Grant him his need to be in the spotlight, to be the showstopper, to do it night after strenuous night, and one can sense what an awful burden Maravich has placed on himself. How relieved he must have been to return to his game this autumn after sitting out most of the final 11 weeks of last season with a knee injury; how dismal must have been his hours of idleness then. For, if the truth be known, Pete Maravich is nothing so much as he is Emma, the aging ballerina of the film The Turning Point, who finally must admit, "All I'm doing offstage is waiting to get back on."
On the occasion of Maravich's return to center stage following surgery on his right knee, his supporting cast was the same that put together a 26-24 record last winter with the Pistol in the lineup and a 13-19 record without him. Sadly enough, the Jazz, which usually rushes off to a quick start, stumbled out of the blocks in October and seems to be playing out the string toward another sub-.500 record. Only this time Maravich, whose psyche is even more fragile than his body, has been encumbered, as much mentally as physically, by the effects of the damaged knee. Before he was injured last year, the 6'5" Maravich was leading the NBA in scoring with 28 points a game. This season he is not even among the top 10 with 23.3. His shooting percentage (.408) is down from his career average of .441, but his free-throw percentage (.851) is way up. He is behind his normal pace in assists, steals—and turnovers.

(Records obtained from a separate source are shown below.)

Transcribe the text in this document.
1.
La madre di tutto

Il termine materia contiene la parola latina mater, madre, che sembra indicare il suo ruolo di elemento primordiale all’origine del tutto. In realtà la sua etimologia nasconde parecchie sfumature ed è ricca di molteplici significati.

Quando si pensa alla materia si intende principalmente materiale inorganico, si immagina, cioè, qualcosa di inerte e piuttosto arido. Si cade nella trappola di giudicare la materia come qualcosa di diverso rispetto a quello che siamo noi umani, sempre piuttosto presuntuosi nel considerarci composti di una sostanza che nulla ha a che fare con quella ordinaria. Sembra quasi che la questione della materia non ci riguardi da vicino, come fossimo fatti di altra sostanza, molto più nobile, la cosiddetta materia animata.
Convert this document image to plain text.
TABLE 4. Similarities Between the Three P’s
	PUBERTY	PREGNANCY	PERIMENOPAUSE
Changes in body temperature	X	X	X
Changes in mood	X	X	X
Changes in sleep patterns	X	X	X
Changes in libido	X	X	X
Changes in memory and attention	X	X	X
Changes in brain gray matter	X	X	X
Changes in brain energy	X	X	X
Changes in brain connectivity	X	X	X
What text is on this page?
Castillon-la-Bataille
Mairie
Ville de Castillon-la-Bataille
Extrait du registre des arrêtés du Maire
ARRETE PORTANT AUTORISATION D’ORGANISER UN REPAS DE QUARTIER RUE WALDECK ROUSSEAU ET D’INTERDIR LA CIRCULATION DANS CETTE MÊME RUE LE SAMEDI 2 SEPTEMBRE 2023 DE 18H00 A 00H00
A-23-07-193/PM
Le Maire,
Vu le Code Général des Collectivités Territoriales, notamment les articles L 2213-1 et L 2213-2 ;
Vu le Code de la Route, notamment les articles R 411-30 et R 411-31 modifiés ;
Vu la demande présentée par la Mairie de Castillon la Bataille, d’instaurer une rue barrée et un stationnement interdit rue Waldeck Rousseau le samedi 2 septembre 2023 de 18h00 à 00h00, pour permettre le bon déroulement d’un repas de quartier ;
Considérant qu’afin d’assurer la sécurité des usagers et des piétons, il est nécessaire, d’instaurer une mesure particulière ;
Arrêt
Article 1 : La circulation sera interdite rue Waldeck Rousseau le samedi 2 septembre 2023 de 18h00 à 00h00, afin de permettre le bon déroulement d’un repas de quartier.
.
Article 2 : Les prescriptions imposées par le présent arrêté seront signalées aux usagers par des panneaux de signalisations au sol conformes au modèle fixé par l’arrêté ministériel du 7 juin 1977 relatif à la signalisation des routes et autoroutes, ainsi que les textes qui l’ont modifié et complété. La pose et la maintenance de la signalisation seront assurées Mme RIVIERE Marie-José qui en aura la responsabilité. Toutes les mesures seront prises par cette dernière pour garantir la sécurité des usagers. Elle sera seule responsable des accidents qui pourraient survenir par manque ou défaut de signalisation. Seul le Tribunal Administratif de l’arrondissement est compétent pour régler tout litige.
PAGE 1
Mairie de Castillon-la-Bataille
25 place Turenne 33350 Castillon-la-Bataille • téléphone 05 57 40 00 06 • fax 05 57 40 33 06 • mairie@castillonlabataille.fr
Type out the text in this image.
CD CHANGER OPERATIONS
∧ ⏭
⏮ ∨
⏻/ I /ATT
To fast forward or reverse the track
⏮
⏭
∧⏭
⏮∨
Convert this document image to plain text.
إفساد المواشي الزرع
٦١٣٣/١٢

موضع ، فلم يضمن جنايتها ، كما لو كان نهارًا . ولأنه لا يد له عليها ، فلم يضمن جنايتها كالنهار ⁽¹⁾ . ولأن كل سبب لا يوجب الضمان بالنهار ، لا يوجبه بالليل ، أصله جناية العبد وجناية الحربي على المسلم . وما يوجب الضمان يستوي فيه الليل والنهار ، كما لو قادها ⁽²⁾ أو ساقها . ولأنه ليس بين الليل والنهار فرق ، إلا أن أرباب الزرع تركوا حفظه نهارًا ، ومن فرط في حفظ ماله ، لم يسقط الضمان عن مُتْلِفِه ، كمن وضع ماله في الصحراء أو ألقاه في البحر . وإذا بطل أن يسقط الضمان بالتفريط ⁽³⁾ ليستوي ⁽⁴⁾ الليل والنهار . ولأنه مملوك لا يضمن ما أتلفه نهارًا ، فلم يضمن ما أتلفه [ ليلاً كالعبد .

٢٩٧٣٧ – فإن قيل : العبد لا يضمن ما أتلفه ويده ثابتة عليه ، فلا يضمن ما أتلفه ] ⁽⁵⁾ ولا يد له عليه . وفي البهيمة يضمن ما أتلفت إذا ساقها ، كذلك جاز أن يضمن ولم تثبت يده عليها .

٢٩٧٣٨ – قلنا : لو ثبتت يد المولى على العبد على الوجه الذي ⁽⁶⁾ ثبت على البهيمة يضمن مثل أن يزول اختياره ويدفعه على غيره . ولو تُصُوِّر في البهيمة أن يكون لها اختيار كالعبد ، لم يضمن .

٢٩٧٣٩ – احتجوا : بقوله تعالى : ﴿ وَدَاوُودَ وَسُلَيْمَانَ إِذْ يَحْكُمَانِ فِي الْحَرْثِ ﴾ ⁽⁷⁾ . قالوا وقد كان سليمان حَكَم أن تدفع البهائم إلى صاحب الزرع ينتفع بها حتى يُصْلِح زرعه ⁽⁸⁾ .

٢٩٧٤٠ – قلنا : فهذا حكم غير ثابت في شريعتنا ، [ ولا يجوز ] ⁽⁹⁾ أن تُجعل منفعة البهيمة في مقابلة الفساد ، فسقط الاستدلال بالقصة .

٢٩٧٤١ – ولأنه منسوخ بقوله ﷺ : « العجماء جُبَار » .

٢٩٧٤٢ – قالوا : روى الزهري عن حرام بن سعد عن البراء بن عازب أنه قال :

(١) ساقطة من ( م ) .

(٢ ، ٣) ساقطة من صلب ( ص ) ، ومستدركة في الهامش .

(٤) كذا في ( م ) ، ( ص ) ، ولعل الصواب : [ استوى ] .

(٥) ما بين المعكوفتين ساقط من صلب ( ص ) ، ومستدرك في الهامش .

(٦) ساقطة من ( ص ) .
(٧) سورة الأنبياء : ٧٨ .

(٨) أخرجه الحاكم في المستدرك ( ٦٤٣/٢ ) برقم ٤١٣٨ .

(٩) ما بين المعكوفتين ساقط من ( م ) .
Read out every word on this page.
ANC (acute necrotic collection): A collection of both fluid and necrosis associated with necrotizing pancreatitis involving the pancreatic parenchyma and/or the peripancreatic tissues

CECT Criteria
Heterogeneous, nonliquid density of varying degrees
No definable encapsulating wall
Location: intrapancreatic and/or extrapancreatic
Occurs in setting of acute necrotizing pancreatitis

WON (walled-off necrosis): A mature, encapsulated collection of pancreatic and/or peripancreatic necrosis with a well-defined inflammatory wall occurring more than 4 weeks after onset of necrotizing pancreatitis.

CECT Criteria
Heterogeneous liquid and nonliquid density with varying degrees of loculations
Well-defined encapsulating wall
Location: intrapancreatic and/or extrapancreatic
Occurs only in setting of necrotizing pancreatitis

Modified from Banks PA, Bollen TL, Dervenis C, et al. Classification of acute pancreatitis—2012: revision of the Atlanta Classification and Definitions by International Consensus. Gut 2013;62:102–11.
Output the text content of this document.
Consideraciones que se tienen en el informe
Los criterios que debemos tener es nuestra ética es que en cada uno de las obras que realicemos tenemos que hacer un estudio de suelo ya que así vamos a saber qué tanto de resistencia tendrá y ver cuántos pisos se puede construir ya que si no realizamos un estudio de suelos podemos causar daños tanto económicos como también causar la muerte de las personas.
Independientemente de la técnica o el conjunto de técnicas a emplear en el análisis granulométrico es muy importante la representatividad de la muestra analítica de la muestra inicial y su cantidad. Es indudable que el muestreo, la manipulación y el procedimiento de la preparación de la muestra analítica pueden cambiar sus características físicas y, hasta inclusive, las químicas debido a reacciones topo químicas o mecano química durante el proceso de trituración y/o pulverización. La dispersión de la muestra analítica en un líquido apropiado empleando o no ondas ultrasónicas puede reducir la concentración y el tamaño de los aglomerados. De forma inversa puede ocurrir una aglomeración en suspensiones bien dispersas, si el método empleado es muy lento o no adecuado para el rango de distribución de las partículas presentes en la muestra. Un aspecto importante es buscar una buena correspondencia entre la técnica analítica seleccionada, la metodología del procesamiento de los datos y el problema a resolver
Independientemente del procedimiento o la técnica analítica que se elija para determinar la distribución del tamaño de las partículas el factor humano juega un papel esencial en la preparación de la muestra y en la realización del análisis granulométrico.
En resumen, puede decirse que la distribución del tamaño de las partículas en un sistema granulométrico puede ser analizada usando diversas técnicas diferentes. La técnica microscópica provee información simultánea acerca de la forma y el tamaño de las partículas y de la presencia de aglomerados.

The injury, which he incurred last January, was at first diagnosed as a stretching of the anterior cruciate ligament. Later, doctors found that a lateral meniscus cartilage was torn as well, which dictated an operation. Meanwhile, Maravich struggled to strengthen the knee in his own way. The delay set him back for two months. When the season opened, Maravich was still trying to rehabilitate the knee at the same time he was running and cutting and changing directions on it. For protection the Pistol chose the same evil-looking two-pound steel brace that Joe Namath wore—no basketball player had ever used the thing. This experiment immediately resulted in recurring problems in his lower back, which caused him to miss part of the exhibition schedule. Then, in November, Maravich lost 10 pounds when he came down with a bacterial infection that kept him in bed for five days and out of two regular-season games. Last week, the knee got to him again—ironically after a sparkling 33-point performance against Golden State. Tendinitis, a new ailment for him, had developed around his kneecap. He would miss at least two more games and face a classic sort of dilemma: the generally weakened state of his knee demands strengthening exercise; tendinitis, on the other hand, requires complete rest.